Secondly, Karpathy has publicly stated that Tesla does update its own maps, but Autopilot does not need high-precision maps.
This is because the static information in high-precision maps is difficult to integrate into the end-to-end deep neural network, which does not fully rely on high-precision positioning or accurate map information for positioning.
Compared to rule-based routes, end-to-end greatly improves the input efficiency of perception information, which objectively reflects the achievement of achieving automated driving capabilities close to a heterogenous redundant sensor architecture at lower cost and with homogenous perception architecture. Tesla and well-known vision perception leaders, Mobileye, have demonstrated similar videos.
Let’s return to the subject: with all the alliance players on the other side, what cards does Tesla, who insists on going it alone, hold?
- A global fleet of nearly 900,000 and more than 3 billion miles of road test data.- Powerful computing platform and industry-leading energy consumption (FSD single chip computing power of 72 Tops and energy consumption of 36W)
- Dynamic evolution of software 1.0 and 2.0 (safety layer + full-stack deep neural network)
Karpathy has strong confidence in software 2.0.
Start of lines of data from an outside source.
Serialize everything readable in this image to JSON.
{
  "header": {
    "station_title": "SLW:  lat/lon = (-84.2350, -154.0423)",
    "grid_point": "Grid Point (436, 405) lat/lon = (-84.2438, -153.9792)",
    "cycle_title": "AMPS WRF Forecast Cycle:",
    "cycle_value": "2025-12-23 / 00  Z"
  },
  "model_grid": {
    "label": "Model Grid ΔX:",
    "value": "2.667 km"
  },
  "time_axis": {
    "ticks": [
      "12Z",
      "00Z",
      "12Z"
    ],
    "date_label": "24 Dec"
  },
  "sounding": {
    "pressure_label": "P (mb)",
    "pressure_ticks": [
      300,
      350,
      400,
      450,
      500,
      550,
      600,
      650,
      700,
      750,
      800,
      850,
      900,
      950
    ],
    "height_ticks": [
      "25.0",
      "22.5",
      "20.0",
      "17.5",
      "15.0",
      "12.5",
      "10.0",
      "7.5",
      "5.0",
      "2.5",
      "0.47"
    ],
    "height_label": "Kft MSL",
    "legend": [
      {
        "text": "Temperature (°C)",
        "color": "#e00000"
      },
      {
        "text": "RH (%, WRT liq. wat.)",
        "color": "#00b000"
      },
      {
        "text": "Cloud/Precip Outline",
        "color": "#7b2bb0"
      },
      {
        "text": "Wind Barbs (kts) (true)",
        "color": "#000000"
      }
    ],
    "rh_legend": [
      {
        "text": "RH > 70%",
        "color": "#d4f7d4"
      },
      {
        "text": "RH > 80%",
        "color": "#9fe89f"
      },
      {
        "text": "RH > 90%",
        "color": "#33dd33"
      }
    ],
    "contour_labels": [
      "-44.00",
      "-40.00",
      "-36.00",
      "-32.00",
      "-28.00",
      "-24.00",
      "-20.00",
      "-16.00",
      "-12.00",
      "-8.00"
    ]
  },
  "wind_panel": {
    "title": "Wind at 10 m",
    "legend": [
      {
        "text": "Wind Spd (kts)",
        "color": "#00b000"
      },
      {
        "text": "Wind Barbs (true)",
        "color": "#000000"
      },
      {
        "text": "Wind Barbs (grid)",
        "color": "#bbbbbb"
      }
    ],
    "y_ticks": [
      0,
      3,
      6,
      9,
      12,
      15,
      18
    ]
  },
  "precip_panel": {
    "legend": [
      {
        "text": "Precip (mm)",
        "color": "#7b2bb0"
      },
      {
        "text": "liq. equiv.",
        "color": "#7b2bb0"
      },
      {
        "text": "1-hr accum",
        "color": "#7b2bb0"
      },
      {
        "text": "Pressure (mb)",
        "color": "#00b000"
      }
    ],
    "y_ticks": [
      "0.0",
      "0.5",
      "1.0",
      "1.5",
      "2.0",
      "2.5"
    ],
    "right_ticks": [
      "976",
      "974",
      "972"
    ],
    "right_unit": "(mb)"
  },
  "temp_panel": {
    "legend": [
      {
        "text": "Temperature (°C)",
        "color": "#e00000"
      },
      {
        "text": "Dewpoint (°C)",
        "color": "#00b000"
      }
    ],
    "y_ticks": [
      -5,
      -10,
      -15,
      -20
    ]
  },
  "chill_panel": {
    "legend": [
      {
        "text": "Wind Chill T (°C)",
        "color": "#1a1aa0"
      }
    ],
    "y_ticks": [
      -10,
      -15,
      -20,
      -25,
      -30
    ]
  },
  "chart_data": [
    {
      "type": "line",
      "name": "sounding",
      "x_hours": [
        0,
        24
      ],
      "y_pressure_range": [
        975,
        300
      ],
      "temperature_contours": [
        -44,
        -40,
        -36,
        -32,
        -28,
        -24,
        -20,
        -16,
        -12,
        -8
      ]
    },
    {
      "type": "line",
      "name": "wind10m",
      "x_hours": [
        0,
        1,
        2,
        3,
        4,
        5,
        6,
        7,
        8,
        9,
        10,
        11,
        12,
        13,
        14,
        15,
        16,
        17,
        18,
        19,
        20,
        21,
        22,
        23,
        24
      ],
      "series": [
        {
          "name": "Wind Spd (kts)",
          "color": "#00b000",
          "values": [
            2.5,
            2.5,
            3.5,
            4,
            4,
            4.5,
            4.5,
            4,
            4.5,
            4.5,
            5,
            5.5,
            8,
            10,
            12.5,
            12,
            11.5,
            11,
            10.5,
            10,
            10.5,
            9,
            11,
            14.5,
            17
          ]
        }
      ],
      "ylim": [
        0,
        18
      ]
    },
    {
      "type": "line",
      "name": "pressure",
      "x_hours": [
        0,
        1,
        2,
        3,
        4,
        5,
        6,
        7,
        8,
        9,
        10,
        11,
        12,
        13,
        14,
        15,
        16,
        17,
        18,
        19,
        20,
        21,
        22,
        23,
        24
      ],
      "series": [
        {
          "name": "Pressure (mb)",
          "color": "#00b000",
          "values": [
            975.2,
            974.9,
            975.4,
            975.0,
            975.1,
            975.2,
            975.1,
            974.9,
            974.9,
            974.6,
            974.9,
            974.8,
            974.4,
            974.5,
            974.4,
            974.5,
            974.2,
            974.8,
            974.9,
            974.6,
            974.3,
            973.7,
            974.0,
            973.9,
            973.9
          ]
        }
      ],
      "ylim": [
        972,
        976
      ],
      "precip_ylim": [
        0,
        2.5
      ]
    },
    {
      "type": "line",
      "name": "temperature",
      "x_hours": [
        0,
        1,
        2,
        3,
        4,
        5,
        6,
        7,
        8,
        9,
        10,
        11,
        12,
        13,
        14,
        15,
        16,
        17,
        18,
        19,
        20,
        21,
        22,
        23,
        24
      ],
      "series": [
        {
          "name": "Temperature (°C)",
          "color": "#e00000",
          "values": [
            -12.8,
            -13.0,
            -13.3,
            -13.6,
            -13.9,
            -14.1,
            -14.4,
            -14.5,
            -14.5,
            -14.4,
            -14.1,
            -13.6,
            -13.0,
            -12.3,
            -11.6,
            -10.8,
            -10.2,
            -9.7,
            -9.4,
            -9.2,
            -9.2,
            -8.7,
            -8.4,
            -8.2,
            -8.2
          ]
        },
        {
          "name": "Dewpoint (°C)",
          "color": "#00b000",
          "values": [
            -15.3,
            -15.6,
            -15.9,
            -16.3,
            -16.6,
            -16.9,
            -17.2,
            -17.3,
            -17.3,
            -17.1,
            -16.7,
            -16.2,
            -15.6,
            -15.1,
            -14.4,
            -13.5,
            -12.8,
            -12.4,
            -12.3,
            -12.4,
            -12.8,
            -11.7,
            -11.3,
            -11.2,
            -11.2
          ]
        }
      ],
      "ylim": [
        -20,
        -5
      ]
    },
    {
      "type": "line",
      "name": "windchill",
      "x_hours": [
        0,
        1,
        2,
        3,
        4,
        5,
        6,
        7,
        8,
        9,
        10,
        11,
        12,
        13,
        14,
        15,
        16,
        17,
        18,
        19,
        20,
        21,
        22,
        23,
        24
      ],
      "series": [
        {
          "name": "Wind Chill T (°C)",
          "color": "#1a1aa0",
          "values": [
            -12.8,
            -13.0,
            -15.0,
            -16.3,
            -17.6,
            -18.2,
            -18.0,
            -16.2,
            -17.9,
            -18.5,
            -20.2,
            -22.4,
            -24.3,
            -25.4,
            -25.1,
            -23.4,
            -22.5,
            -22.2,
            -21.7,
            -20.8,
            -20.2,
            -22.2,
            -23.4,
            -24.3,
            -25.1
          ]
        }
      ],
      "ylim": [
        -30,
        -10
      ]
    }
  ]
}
According to his prediction, as machine compilation capabilities improve and data collection becomes more abundant, software 2.0 will gradually cover the software 1.0 version, and eventually all code will be compiled by machines, which will make the self-driving strategy more accurate and the system more powerful.
This is “software is devouring the world, and software 2.0 is devouring software 1.0”.
Tesla’s “Road Confidence”
In February 2016, Tesla’s Vice President of Hardware Engineering and FSD chip designer, Pete Bannon, asked Elon Musk a question: Does independent chip development mean huge investment (which means amortization costs of at least 1 million vehicles/year sales volume)?
Elon’s answer was: Sure, Let’s do it. And in the whole year of 2016, Tesla sold 76,000 cars.
The independent development of chips is a microcosm: whether it is Giga factory, Tera factory, NO LiDAR, NO high-precision map, Autopilot software 2.0, Tesla has been floating outside the entire industry, promoting the advancement of all businesses and strategies based on self-consistent logic and vertical integration.
$1,000 is a turning point, but this turning point will soon be turned over. In the next ten years, Tesla’s “road confidence” will continuously output its endless impact and power.